Officials, however, called a foul on Johnson, perhaps in anticipation of Denver intentionally fouling to prevent Los Angeles from getting up a 3-pointer.
Foul called on Spencer Jones, sending Austin Reaves to the line for two—he sinks both. Denver leads by 2 with 9.2 seconds left. pic.twitter.com/oZtmDfhVtz
— MrBuckBuck (@MrBuckBuckNBA) March 15, 2026
Reaves went to the line to hit two free throws, and he ultimately send the game to overtime with a putback off a missed free throw in the final second of regulation. Los Angeles went on to a 127-125 win in the extra session in a game that could be critical in a tightly packed Western Conference playoff race.
At the time of the called foul, ESPN's Richard Jefferson and Tim Legler were adamant that officials should have considered calling Jones for a shooting foul worth three free throws — that Reaves was in the act of gathering the ball for the shot when Jones fouled him.
Neither considered that Jones got a clean strip of the ball and didn't actually foul Reaves. But that was what Sunday's last-2-minute report determined, stating that the foul was an incorrect call.

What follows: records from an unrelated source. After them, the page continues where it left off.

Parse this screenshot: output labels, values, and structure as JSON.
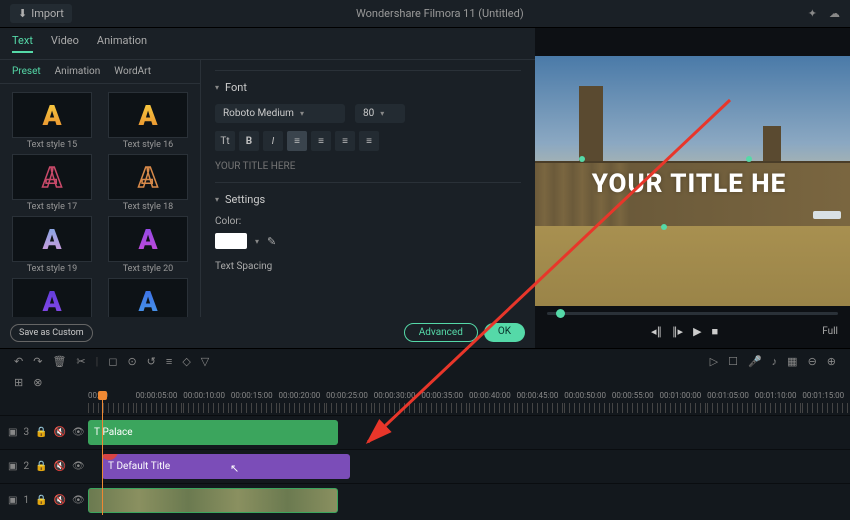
{
  "header": {
    "import": "Import",
    "title": "Wondershare Filmora 11 (Untitled)"
  },
  "tabs": {
    "text": "Text",
    "video": "Video",
    "animation": "Animation"
  },
  "subtabs": {
    "preset": "Preset",
    "animation": "Animation",
    "wordart": "WordArt"
  },
  "presets": [
    {
      "label": "Text style 15",
      "fill": "linear-gradient(180deg,#f9d342,#e88b2e)",
      "stroke": null
    },
    {
      "label": "Text style 16",
      "fill": "linear-gradient(180deg,#f9d342,#e88b2e)",
      "stroke": null
    },
    {
      "label": "Text style 17",
      "fill": "transparent",
      "stroke": "#c94a6a"
    },
    {
      "label": "Text style 18",
      "fill": "transparent",
      "stroke": "#d88a4a"
    },
    {
      "label": "Text style 19",
      "fill": "linear-gradient(180deg,#7aa8e8,#d89ad8)",
      "stroke": null
    },
    {
      "label": "Text style 20",
      "fill": "linear-gradient(180deg,#8a4ae8,#c94ad8)",
      "stroke": null
    },
    {
      "label": "",
      "fill": "linear-gradient(180deg,#5a3ad8,#8a4ae8)",
      "stroke": null
    },
    {
      "label": "",
      "fill": "linear-gradient(180deg,#3a6ae8,#4a9ae8)",
      "stroke": null
    }
  ],
  "font": {
    "section": "Font",
    "family": "Roboto Medium",
    "size": "80",
    "placeholder": "YOUR TITLE HERE"
  },
  "settings": {
    "section": "Settings",
    "color_label": "Color:",
    "spacing_label": "Text Spacing"
  },
  "buttons": {
    "save_custom": "Save as Custom",
    "advanced": "Advanced",
    "ok": "OK"
  },
  "preview": {
    "title_text": "YOUR TITLE HE",
    "full": "Full"
  },
  "ruler": [
    "00:00",
    "00:00:05:00",
    "00:00:10:00",
    "00:00:15:00",
    "00:00:20:00",
    "00:00:25:00",
    "00:00:30:00",
    "00:00:35:00",
    "00:00:40:00",
    "00:00:45:00",
    "00:00:50:00",
    "00:00:55:00",
    "00:01:00:00",
    "00:01:05:00",
    "00:01:10:00",
    "00:01:15:00"
  ],
  "tracks": {
    "t3": "3",
    "t2": "2",
    "t1": "1",
    "clip_palace": "Palace",
    "clip_title": "Default Title"
  }
}
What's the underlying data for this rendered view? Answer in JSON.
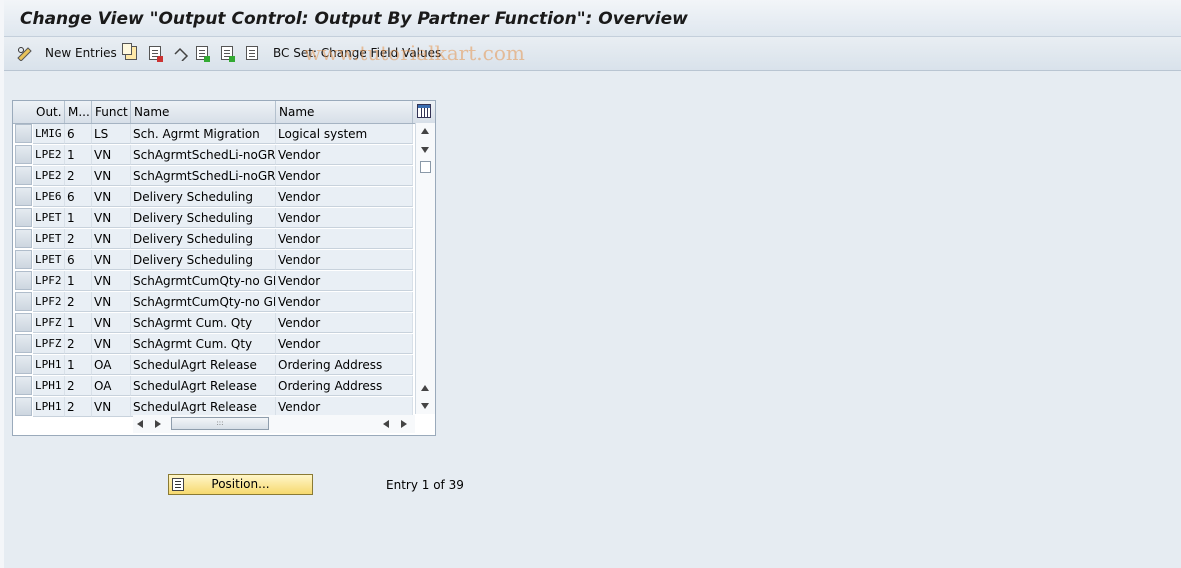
{
  "window": {
    "title": "Change View \"Output Control: Output By Partner Function\": Overview"
  },
  "toolbar": {
    "new_entries_label": "New Entries",
    "bc_set_label": "BC Set: Change Field Values"
  },
  "watermark": "www.tutorialkart.com",
  "table": {
    "columns": [
      "Out.",
      "M...",
      "Funct",
      "Name",
      "Name"
    ],
    "rows": [
      {
        "out": "LMIG",
        "m": "6",
        "funct": "LS",
        "name": "Sch. Agrmt Migration",
        "name2": "Logical system"
      },
      {
        "out": "LPE2",
        "m": "1",
        "funct": "VN",
        "name": "SchAgrmtSchedLi-noGR",
        "name2": "Vendor"
      },
      {
        "out": "LPE2",
        "m": "2",
        "funct": "VN",
        "name": "SchAgrmtSchedLi-noGR",
        "name2": "Vendor"
      },
      {
        "out": "LPE6",
        "m": "6",
        "funct": "VN",
        "name": "Delivery Scheduling",
        "name2": "Vendor"
      },
      {
        "out": "LPET",
        "m": "1",
        "funct": "VN",
        "name": "Delivery Scheduling",
        "name2": "Vendor"
      },
      {
        "out": "LPET",
        "m": "2",
        "funct": "VN",
        "name": "Delivery Scheduling",
        "name2": "Vendor"
      },
      {
        "out": "LPET",
        "m": "6",
        "funct": "VN",
        "name": "Delivery Scheduling",
        "name2": "Vendor"
      },
      {
        "out": "LPF2",
        "m": "1",
        "funct": "VN",
        "name": "SchAgrmtCumQty-no GR",
        "name2": "Vendor"
      },
      {
        "out": "LPF2",
        "m": "2",
        "funct": "VN",
        "name": "SchAgrmtCumQty-no GR",
        "name2": "Vendor"
      },
      {
        "out": "LPFZ",
        "m": "1",
        "funct": "VN",
        "name": "SchAgrmt Cum. Qty",
        "name2": "Vendor"
      },
      {
        "out": "LPFZ",
        "m": "2",
        "funct": "VN",
        "name": "SchAgrmt Cum. Qty",
        "name2": "Vendor"
      },
      {
        "out": "LPH1",
        "m": "1",
        "funct": "OA",
        "name": "SchedulAgrt Release",
        "name2": "Ordering Address"
      },
      {
        "out": "LPH1",
        "m": "2",
        "funct": "OA",
        "name": "SchedulAgrt Release",
        "name2": "Ordering Address"
      },
      {
        "out": "LPH1",
        "m": "2",
        "funct": "VN",
        "name": "SchedulAgrt Release",
        "name2": "Vendor"
      }
    ]
  },
  "footer": {
    "position_label": "Position...",
    "entry_info": "Entry 1 of 39"
  }
}
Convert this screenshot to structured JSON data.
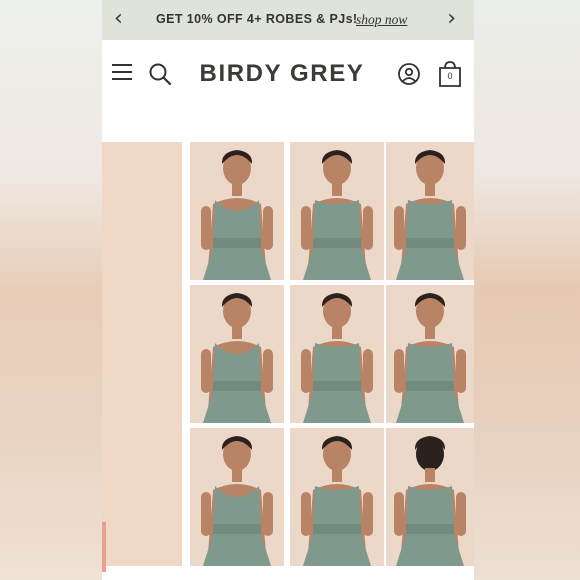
{
  "promo": {
    "text": "GET 10% OFF 4+ ROBES & PJs!",
    "link": "shop now",
    "prev_icon": "chevron-left-icon",
    "next_icon": "chevron-right-icon"
  },
  "header": {
    "logo": "BIRDY GREY",
    "menu_icon": "menu-icon",
    "search_icon": "search-icon",
    "account_icon": "account-icon",
    "bag_icon": "shopping-bag-icon",
    "bag_count": "0"
  },
  "colors": {
    "promo_bg": "#dfe3da",
    "dress": "#7f9a8c",
    "photo_bg": "#ecd8c9",
    "text": "#333333"
  },
  "gallery": {
    "styles": [
      "halter-twist",
      "halter-neck",
      "sweetheart",
      "v-halter",
      "off-shoulder",
      "one-shoulder-drape",
      "flutter-sleeve",
      "strapless-twist",
      "back-cross"
    ]
  }
}
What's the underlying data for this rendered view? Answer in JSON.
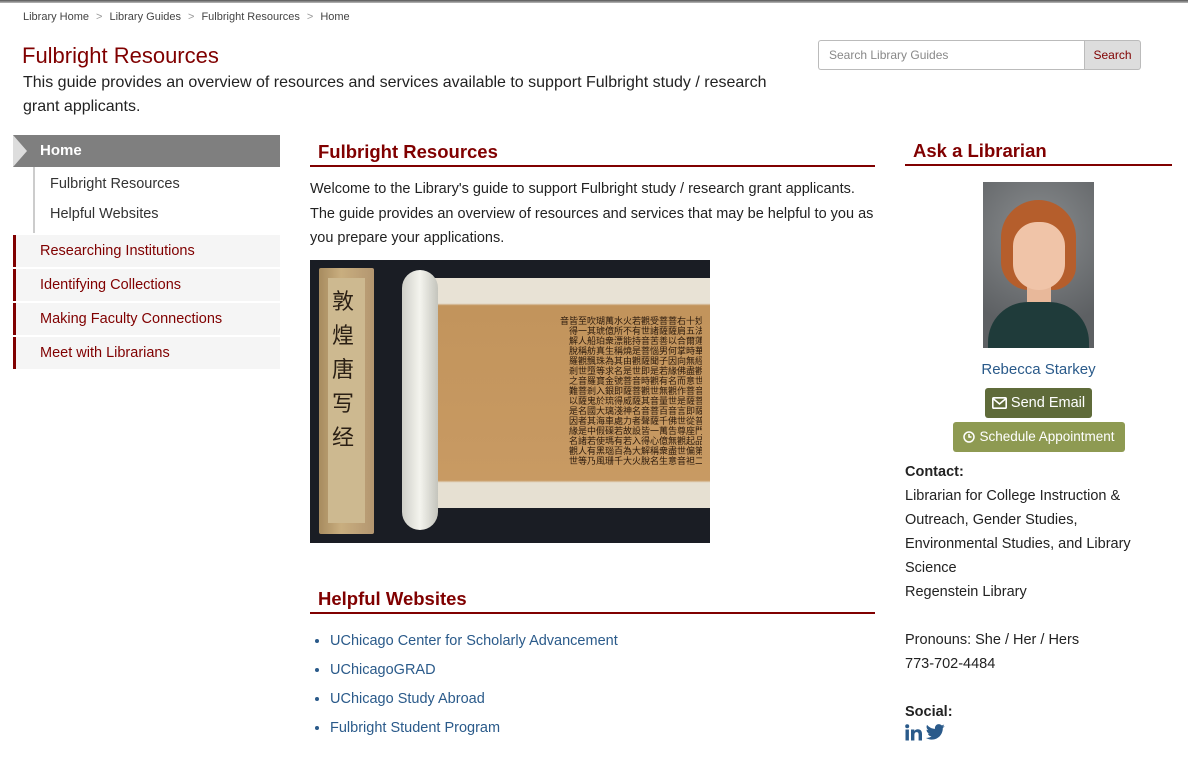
{
  "breadcrumb": [
    "Library Home",
    "Library Guides",
    "Fulbright Resources",
    "Home"
  ],
  "breadcrumb_sep": ">",
  "guide": {
    "title": "Fulbright Resources",
    "description": "This guide provides an overview of resources and services available to support Fulbright study / research grant applicants."
  },
  "search": {
    "placeholder": "Search Library Guides",
    "button": "Search"
  },
  "nav": {
    "home": "Home",
    "sub": [
      "Fulbright Resources",
      "Helpful Websites"
    ],
    "items": [
      "Researching Institutions",
      "Identifying Collections",
      "Making Faculty Connections",
      "Meet with Librarians"
    ]
  },
  "main": {
    "resources_heading": "Fulbright Resources",
    "welcome": "Welcome to the Library's guide to support Fulbright study / research grant applicants. The guide provides an overview of resources and services that may be helpful to you as you prepare your applications.",
    "scroll_box_chars": "敦煌唐写经",
    "scroll_text": "妙法蓮華經觀世音菩薩普門品第二十五爾時無盡意菩薩即從座起偏袒右肩合掌向佛而作是言世尊觀世音菩薩以何因緣名觀世音佛告無盡意菩薩善男子若有無量百千萬億衆生受諸苦惱聞是觀世音菩薩一心稱名觀世音菩薩即時觀其音聲皆得解脫若有持是觀世音菩薩名者設入大火火不能燒由是菩薩威神力故若為大水所漂稱其名號即得淺處若有百千萬億衆生為求金銀琉璃車磲瑪瑙珊瑚琥珀真珠等寶入於大海假使黑風吹其船舫飄墮羅剎鬼國其中若有乃至一人稱觀世音菩薩名者是諸人等皆得解脫羅剎之難以是因緣名觀世音",
    "websites_heading": "Helpful Websites",
    "links": [
      "UChicago Center for Scholarly Advancement",
      "UChicagoGRAD",
      "UChicago Study Abroad",
      "Fulbright Student Program"
    ]
  },
  "sidebar": {
    "heading": "Ask a Librarian",
    "name": "Rebecca Starkey",
    "email_button": "Send Email",
    "schedule_button": "Schedule Appointment",
    "contact_label": "Contact:",
    "title": "Librarian for College Instruction & Outreach, Gender Studies, Environmental Studies, and Library Science",
    "location": "Regenstein Library",
    "pronouns": "Pronouns: She / Her / Hers",
    "phone": "773-702-4484",
    "social_label": "Social:",
    "social_icons": [
      "linkedin-icon",
      "twitter-icon"
    ]
  },
  "colors": {
    "maroon": "#800000",
    "link": "#2a5a8a",
    "email_button": "#5f6b3a",
    "schedule_button": "#8e9a52"
  }
}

"Jones (DEN) maintains a legal guarding position alongside Reaves' (LAL) path as he defends the shot attempt," Sunday's report reads.
The ball bounced out of bounds off of Jones after the strip, and the Lakers would have been awarded a possession with a correct call. They still would have had a chance to put up points on the possession. But in the end, it was a big, incorrect call in a high-stakes game with the playoffs looming.